Tuttavia, sarà proprio nel suo allontanamento che il profeta scoprirà come, davanti al pericolo della morte, la speranza di salvezza possa esprimersi con la preghiera: “Durante la sua fuga, il profeta entra in contatto con dei pagani, i marinai della nave su cui si era imbarcato per allontanarsi da Dio e dalla sua missione… Durante la traversata in mare, scoppia una tremenda tempesta, e Giona scende nella stiva della nave e si abbandona al sonno. I marinai invece, vedendosi perduti, ‘invocarono ciascuno il proprio dio’: erano pagani (Gn 1,5)”. Ed è in questo momento che il profeta, dormiente, è chiamato dal capitano a pregare il suo Dio, con l’augurio che tali invocazioni potessero in qualche modo salvare l’imbarcazione dal suo destino: “La reazione di questi ‘pagani’ – ha commentato il Papa – è quella giusta davanti alla morte, davanti al pericolo; perché è allora che l’uomo fa completa esperienza della propria fragilità e del proprio bisogno di salvezza. L’istintivo orrore del morire svela la necessità di sperare nel Dio della vita. ‘Forse Dio si darà pensiero di noi e non periremo’: sono le parole della speranza che diventa preghiera, quella supplica colma di angoscia che sale alle labbra dell’uomo davanti a un imminente pericolo di morte”.
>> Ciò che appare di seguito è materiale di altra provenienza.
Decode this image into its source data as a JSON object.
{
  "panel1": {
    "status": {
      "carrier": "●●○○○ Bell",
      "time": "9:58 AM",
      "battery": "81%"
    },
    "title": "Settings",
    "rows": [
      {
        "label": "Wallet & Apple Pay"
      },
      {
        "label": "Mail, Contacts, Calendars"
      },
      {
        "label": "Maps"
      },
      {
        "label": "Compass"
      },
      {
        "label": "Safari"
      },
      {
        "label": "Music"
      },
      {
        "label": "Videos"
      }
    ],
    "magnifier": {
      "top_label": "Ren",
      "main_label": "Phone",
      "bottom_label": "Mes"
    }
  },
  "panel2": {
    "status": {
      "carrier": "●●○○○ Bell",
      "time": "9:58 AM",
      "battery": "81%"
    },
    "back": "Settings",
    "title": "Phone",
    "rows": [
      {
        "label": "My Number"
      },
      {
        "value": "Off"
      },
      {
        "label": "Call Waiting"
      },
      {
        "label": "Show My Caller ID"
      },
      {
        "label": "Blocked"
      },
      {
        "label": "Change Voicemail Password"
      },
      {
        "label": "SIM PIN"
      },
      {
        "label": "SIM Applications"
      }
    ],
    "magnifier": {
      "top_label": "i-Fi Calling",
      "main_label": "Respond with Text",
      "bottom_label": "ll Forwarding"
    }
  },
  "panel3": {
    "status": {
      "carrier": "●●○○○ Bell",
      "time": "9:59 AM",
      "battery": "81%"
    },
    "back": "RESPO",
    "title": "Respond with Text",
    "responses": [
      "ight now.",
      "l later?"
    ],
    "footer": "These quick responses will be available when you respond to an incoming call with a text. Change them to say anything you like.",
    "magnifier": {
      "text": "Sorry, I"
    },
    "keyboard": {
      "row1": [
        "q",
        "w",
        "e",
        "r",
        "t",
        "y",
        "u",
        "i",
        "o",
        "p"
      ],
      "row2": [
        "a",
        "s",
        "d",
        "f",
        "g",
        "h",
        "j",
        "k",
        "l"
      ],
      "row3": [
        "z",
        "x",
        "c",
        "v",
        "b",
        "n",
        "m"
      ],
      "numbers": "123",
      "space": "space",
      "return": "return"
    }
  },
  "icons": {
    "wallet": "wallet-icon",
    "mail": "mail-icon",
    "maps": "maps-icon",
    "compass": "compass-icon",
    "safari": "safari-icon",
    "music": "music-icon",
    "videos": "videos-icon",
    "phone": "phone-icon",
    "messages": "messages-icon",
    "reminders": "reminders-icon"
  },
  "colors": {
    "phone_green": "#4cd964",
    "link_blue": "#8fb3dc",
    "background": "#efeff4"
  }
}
“Troppo facilmente – ha continuato il Pontefice – noi disdegniamo il rivolgerci a Dio nel bisogno come se fosse solo una preghiera interessata, e perciò imperfetta. Ma Dio conosce la nostra debolezza, sa che ci ricordiamo di Lui per chiedere aiuto, e con il sorriso indulgente di un padre, Dio risponde benevolmente”. Per questo, una volta appurate le proprie responsabilità, Giona si fa gettare in mare, consapevole che questo gesto avrebbe portato alla salvezza i suoi compagni di sventura: l’incombenza della morte, aveva indotto i pagani alla preghiera e “ha fatto sì che il profeta, nonostante tutto, vivesse la propria vocazione al servizio degli altri accettando di sacrificarsi per loro, e ora conduce i sopravvissuti al riconoscimento del vero Signore e alla lode”.
Allo stesso modo, dinnanzi alla paura della propria distruzione, anche gli abitanti di Ninive “pregheranno, spinti dalla speranza del perdono di Dio… Anche per loro, come per l’equipaggio nella tempesta, aver affrontato la morte ed esserne usciti salvi li ha portati alla verità. Così, sotto la misericordia divina, e ancor più alla luce del mistero pasquale, la morte può diventare, come è stato per san Francesco d’Assisi, ‘nostra sorella morte’ e rappresentare, per ogni uomo e per ciascuno di noi, la sorprendente occasione di conoscere la speranza e di incontrare il Signore”.
Il Papa ha concluso l’udienza augurandosi che il Signore, nella sua grazia, “ci faccia capire questo legame fra preghiera e speranza. La preghiera ti porta avanti nella speranza e, quando le cose diventano buie, occorre più preghiera! E ci sarà più speranza”.